Quelle: Bernd Atzenroth

Mansfeld. Erstmals einen Eisvogel gesehen zu haben, das alleine ist Tobias Schwartz wohl schon den Aufenthalt in Mansfeld bei Putlitz wert. Der Schriftsteller hat Interesse für Ornithologie und durchwandert mit wachen Augen die Natur hinter dem Anwesen in dem kleinen Ort. Auf dem Teich hat er auch schon Zwergtaucher gesichtet, und beim Rundgang fallen ihm sofort die kleinen Grasfrösche auf.

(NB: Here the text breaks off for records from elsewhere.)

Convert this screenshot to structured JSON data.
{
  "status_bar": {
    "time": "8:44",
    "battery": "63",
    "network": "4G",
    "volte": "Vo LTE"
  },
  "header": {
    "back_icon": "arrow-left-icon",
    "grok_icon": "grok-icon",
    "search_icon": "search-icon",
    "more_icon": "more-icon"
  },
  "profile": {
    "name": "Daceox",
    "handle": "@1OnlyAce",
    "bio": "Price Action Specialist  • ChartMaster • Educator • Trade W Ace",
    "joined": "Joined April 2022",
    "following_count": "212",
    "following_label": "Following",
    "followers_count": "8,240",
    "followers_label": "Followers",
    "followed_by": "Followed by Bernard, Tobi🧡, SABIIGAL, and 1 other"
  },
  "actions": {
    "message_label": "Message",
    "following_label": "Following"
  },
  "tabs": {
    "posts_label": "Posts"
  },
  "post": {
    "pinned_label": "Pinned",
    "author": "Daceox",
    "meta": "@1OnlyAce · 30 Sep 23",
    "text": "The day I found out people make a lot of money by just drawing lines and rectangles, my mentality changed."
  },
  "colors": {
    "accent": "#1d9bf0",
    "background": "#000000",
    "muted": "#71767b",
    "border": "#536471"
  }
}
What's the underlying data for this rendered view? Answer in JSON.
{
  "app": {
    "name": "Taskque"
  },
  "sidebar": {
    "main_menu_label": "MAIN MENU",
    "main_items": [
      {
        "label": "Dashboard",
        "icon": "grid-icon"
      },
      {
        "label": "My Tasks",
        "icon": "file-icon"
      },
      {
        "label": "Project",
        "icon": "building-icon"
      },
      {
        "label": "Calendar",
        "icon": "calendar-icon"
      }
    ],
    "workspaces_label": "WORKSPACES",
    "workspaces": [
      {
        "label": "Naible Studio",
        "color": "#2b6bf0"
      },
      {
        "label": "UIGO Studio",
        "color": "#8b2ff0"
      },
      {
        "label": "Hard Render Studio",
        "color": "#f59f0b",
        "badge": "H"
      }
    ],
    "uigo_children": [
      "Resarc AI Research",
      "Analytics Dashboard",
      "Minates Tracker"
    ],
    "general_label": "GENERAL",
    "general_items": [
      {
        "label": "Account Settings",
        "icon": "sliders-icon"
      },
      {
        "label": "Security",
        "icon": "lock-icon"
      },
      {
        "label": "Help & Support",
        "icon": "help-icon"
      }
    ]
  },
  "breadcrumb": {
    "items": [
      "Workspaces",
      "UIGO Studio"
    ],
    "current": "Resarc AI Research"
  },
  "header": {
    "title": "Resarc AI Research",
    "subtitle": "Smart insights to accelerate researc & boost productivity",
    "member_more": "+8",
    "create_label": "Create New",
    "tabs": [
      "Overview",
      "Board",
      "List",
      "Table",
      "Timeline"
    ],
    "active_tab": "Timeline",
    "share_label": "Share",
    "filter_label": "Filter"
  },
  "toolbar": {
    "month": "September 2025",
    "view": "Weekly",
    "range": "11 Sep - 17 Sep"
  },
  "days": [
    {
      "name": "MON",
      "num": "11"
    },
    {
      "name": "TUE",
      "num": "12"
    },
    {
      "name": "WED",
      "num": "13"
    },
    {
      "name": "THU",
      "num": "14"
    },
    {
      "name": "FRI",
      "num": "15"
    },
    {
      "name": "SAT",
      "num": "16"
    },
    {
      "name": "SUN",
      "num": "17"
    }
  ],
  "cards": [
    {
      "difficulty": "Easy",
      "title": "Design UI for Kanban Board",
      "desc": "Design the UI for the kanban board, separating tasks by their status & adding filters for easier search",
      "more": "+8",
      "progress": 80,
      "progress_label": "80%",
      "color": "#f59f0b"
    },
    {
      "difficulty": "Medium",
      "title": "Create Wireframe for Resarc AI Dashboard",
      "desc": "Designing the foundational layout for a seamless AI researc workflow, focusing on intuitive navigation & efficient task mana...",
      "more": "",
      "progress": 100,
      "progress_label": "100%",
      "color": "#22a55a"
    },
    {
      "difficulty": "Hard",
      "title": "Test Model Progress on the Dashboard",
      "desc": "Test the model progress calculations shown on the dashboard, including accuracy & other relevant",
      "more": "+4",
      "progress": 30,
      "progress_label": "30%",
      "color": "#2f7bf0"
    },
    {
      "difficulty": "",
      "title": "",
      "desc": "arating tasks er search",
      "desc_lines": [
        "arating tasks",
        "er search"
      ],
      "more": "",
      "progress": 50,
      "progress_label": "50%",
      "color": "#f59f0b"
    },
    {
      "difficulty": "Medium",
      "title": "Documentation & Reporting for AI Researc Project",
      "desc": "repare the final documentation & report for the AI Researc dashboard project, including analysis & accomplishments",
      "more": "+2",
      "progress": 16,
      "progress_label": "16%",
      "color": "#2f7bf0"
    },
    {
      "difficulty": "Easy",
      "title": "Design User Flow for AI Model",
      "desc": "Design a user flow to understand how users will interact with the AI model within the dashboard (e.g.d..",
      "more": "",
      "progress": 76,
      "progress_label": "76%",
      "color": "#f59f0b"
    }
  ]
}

Tobias Schwartz hatte in diesem Jahr bei der Verleihung des Putlitzer-Preises das Residenz-Stipendium zugesprochen bekommen und arbeitet hier zurzeit intensiv an seinem neuen Roman, der den Titel „Emlichheimer“ tragen wird. Die Arbeit daran hat in dieser Umgebung einen Schub bekommen. „Man ist nicht abgelenkt, hier gibt es weder Festnetz noch Internet und ein Smartphone-Besitzer bin ich auch nicht. Das macht von vorneherein den Kopf frei, weil man an nichts denkt außer den Roman selbst.“ Das ermöglicht eine totale Konzentration, und die zahlt sich für den Autoren aus. Tobias Schwartz arbeitet gerne in den frühen Morgenstunden, unter anderem, weil es ihm wichtig ist, „dass die Zeit nach hinten offen ist“.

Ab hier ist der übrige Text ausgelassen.